However, there are two ways to minimise these fees. First, you can open an account with Revolut, the digital finance app, and deposit money in GBP. Revolut allows you to open a US Dollar account for free and charges no conversion fees when exchanging currency between your own accounts. 

So you can open a GBP account with Revolut, then open a USD account. Fund your Revolut account for free in GBP and then convert it to USD for free. You can then fund your eToro account by bank transfer from your Revolut US Doller account, in which case you can see your USD bank details in the Revolut app. 

Or can you use your Revolut virtual card to pay into your eToro account directly in USD. Go to your Revolut virtual card details in the app, then go to settings and choose to ‘spend from’ your USD balance.

Alternatively, you can open an eToro Money account.
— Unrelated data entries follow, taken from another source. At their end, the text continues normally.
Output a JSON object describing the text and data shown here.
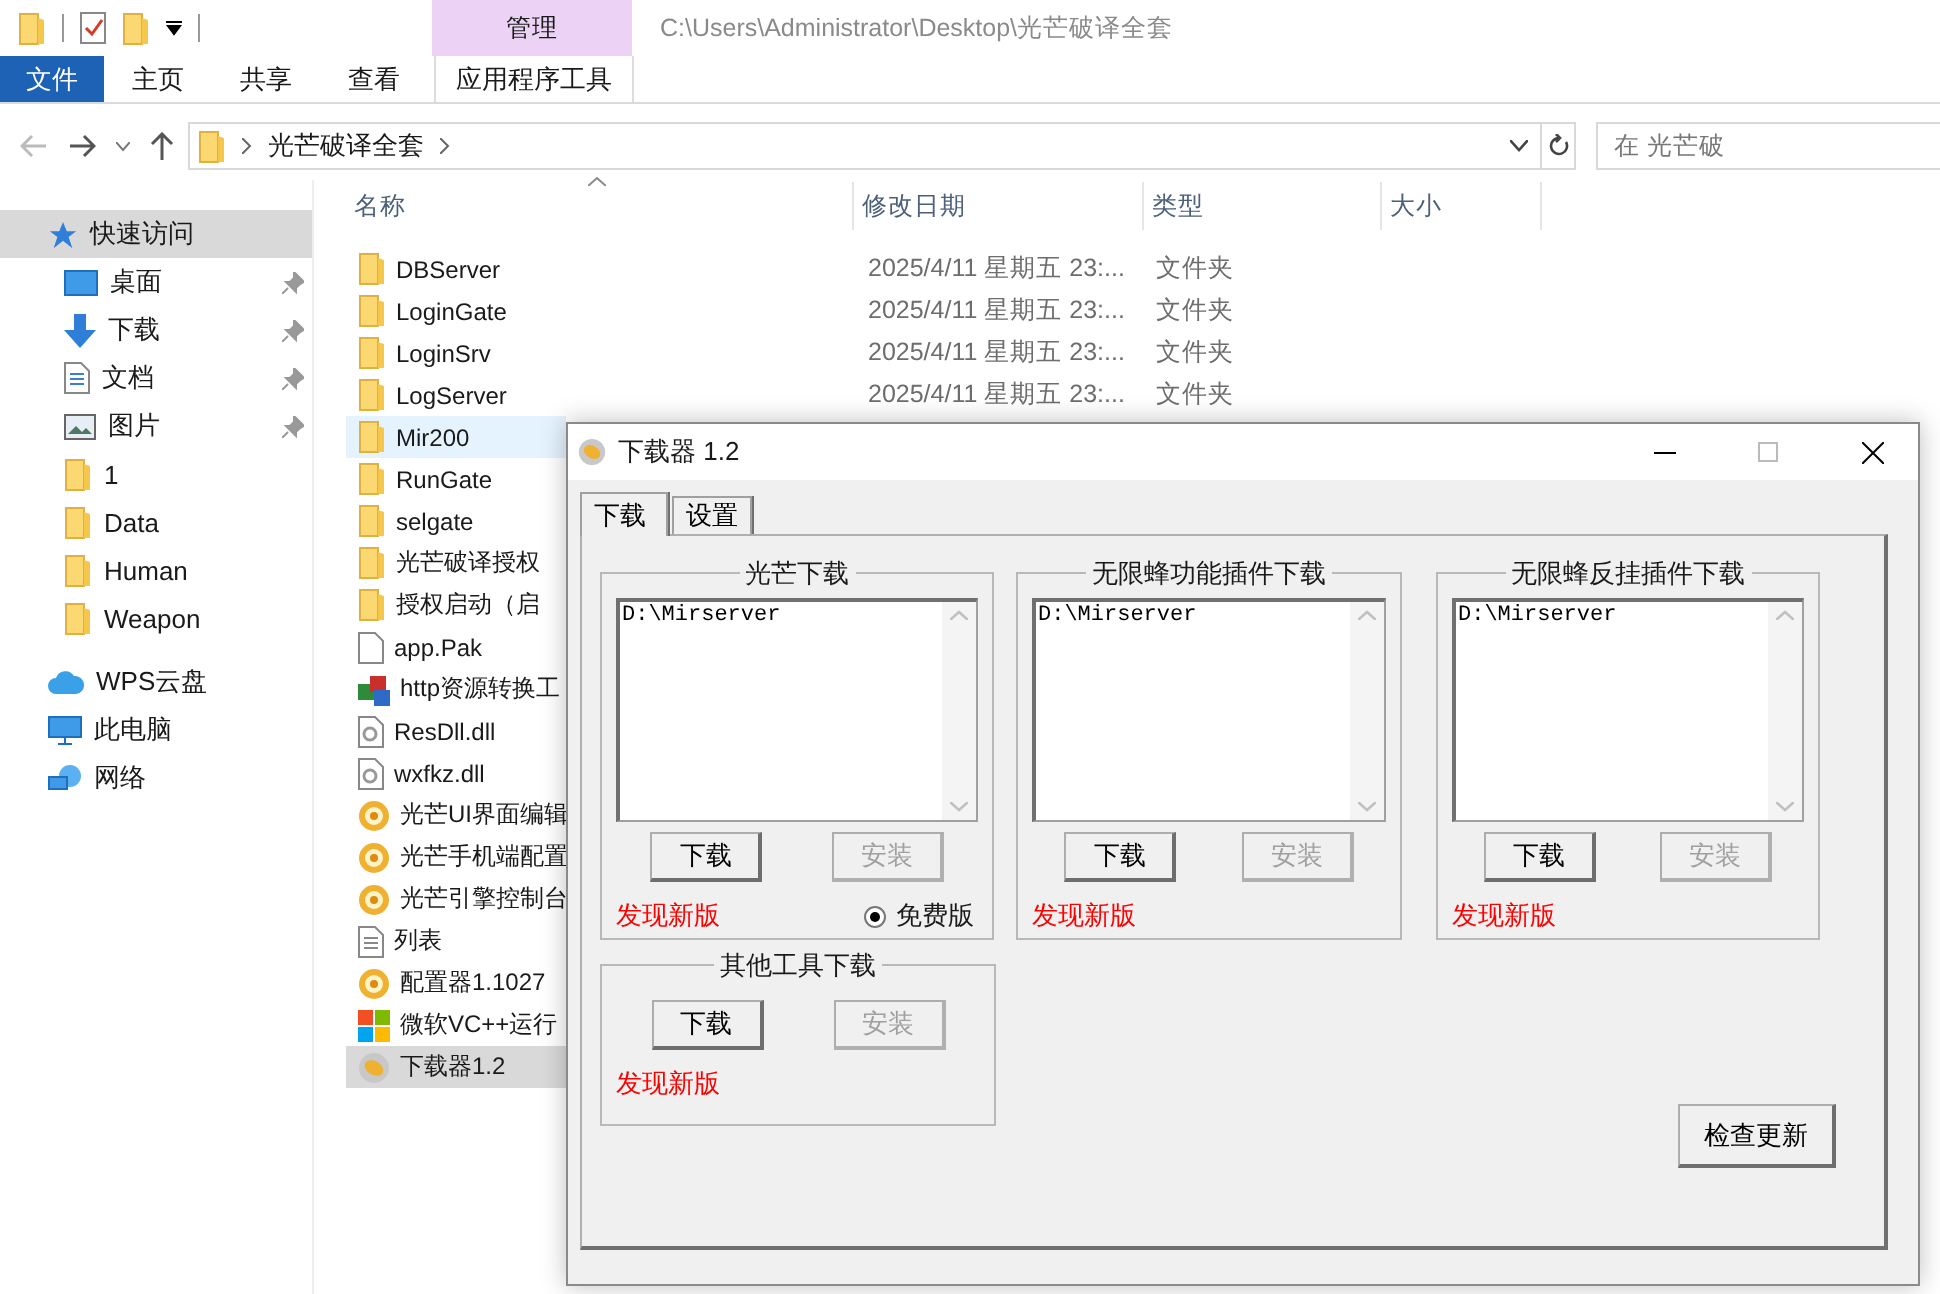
{
  "window": {
    "title": "C:\\Users\\Administrator\\Desktop\\光芒破译全套",
    "context_group": "管理"
  },
  "ribbon_tabs": [
    {
      "label": "文件",
      "kind": "file"
    },
    {
      "label": "主页",
      "kind": "normal"
    },
    {
      "label": "共享",
      "kind": "normal"
    },
    {
      "label": "查看",
      "kind": "normal"
    },
    {
      "label": "应用程序工具",
      "kind": "contextual"
    }
  ],
  "address_bar": {
    "path": [
      "光芒破译全套"
    ]
  },
  "search": {
    "placeholder": "在 光芒破"
  },
  "navigation": [
    {
      "label": "快速访问",
      "kind": "star",
      "selected": true,
      "children": [
        {
          "label": "桌面",
          "kind": "desktop",
          "pinned": true,
          "selected": false
        },
        {
          "label": "下载",
          "kind": "download",
          "pinned": true,
          "selected": false
        },
        {
          "label": "文档",
          "kind": "document",
          "pinned": true,
          "selected": false
        },
        {
          "label": "图片",
          "kind": "picture",
          "pinned": true,
          "selected": false
        },
        {
          "label": "1",
          "kind": "folder",
          "pinned": false,
          "selected": false
        },
        {
          "label": "Data",
          "kind": "folder",
          "pinned": false,
          "selected": false
        },
        {
          "label": "Human",
          "kind": "folder",
          "pinned": false,
          "selected": false
        },
        {
          "label": "Weapon",
          "kind": "folder",
          "pinned": false,
          "selected": false
        }
      ]
    },
    {
      "label": "WPS云盘",
      "kind": "cloud",
      "selected": false
    },
    {
      "label": "此电脑",
      "kind": "pc",
      "selected": false
    },
    {
      "label": "网络",
      "kind": "network",
      "selected": false
    }
  ],
  "columns": [
    {
      "label": "名称",
      "sorted": true
    },
    {
      "label": "修改日期",
      "sorted": false
    },
    {
      "label": "类型",
      "sorted": false
    },
    {
      "label": "大小",
      "sorted": false
    }
  ],
  "files": [
    {
      "name": "DBServer",
      "kind": "folder",
      "modified": "2025/4/11 星期五 23:...",
      "type": "文件夹",
      "hovered": false,
      "selected": false
    },
    {
      "name": "LoginGate",
      "kind": "folder",
      "modified": "2025/4/11 星期五 23:...",
      "type": "文件夹",
      "hovered": false,
      "selected": false
    },
    {
      "name": "LoginSrv",
      "kind": "folder",
      "modified": "2025/4/11 星期五 23:...",
      "type": "文件夹",
      "hovered": false,
      "selected": false
    },
    {
      "name": "LogServer",
      "kind": "folder",
      "modified": "2025/4/11 星期五 23:...",
      "type": "文件夹",
      "hovered": false,
      "selected": false
    },
    {
      "name": "Mir200",
      "kind": "folder",
      "hovered": true,
      "selected": false
    },
    {
      "name": "RunGate",
      "kind": "folder",
      "hovered": false,
      "selected": false
    },
    {
      "name": "selgate",
      "kind": "folder",
      "hovered": false,
      "selected": false
    },
    {
      "name": "光芒破译授权",
      "kind": "folder",
      "hovered": false,
      "selected": false
    },
    {
      "name": "授权启动（启",
      "kind": "folder",
      "hovered": false,
      "selected": false
    },
    {
      "name": "app.Pak",
      "kind": "blank",
      "hovered": false,
      "selected": false
    },
    {
      "name": "http资源转换工",
      "kind": "office",
      "hovered": false,
      "selected": false
    },
    {
      "name": "ResDll.dll",
      "kind": "dll",
      "hovered": false,
      "selected": false
    },
    {
      "name": "wxfkz.dll",
      "kind": "dll",
      "hovered": false,
      "selected": false
    },
    {
      "name": "光芒UI界面编辑",
      "kind": "gear",
      "hovered": false,
      "selected": false
    },
    {
      "name": "光芒手机端配置",
      "kind": "gear",
      "hovered": false,
      "selected": false
    },
    {
      "name": "光芒引擎控制台",
      "kind": "gear",
      "hovered": false,
      "selected": false
    },
    {
      "name": "列表",
      "kind": "text",
      "hovered": false,
      "selected": false
    },
    {
      "name": "配置器1.1027",
      "kind": "gear",
      "hovered": false,
      "selected": false
    },
    {
      "name": "微软VC++运行",
      "kind": "tiles",
      "hovered": false,
      "selected": false
    },
    {
      "name": "下载器1.2",
      "kind": "loader",
      "hovered": false,
      "selected": true
    }
  ],
  "dialog": {
    "title": "下载器 1.2",
    "tabs": [
      {
        "label": "下载",
        "selected": true
      },
      {
        "label": "设置",
        "selected": false
      }
    ],
    "groups": [
      {
        "title": "光芒下载",
        "path": "D:\\Mirserver",
        "buttons": [
          {
            "label": "下载",
            "disabled": false
          },
          {
            "label": "安装",
            "disabled": true
          }
        ],
        "notice": "发现新版",
        "option": {
          "label": "免费版",
          "checked": true
        }
      },
      {
        "title": "无限蜂功能插件下载",
        "path": "D:\\Mirserver",
        "buttons": [
          {
            "label": "下载",
            "disabled": false
          },
          {
            "label": "安装",
            "disabled": true
          }
        ],
        "notice": "发现新版"
      },
      {
        "title": "无限蜂反挂插件下载",
        "path": "D:\\Mirserver",
        "buttons": [
          {
            "label": "下载",
            "disabled": false
          },
          {
            "label": "安装",
            "disabled": true
          }
        ],
        "notice": "发现新版"
      },
      {
        "title": "其他工具下载",
        "buttons": [
          {
            "label": "下载",
            "disabled": false
          },
          {
            "label": "安装",
            "disabled": true
          }
        ],
        "notice": "发现新版"
      }
    ],
    "update_button": "检查更新"
  }
}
This is eToro’s version of a digital payments and banking service.

All deposits via eToro Money into your eToro investment account in GBP are free. Holding an eToro Money account is currently also free, but this may change in 2024 as eToro is planning to bring in monthly fees, much like you see with Revolut and Monzo accounts.

It should also be noted that money held in an eToro Money account does not fall under FSCS protection, but it is held in a segregated and protected bank account.

There is a fixed $5 withdrawal fee on all withdrawals from your eToro investment account. This is in addition to any FX conversion fees if withdrawing in a currency other than USD.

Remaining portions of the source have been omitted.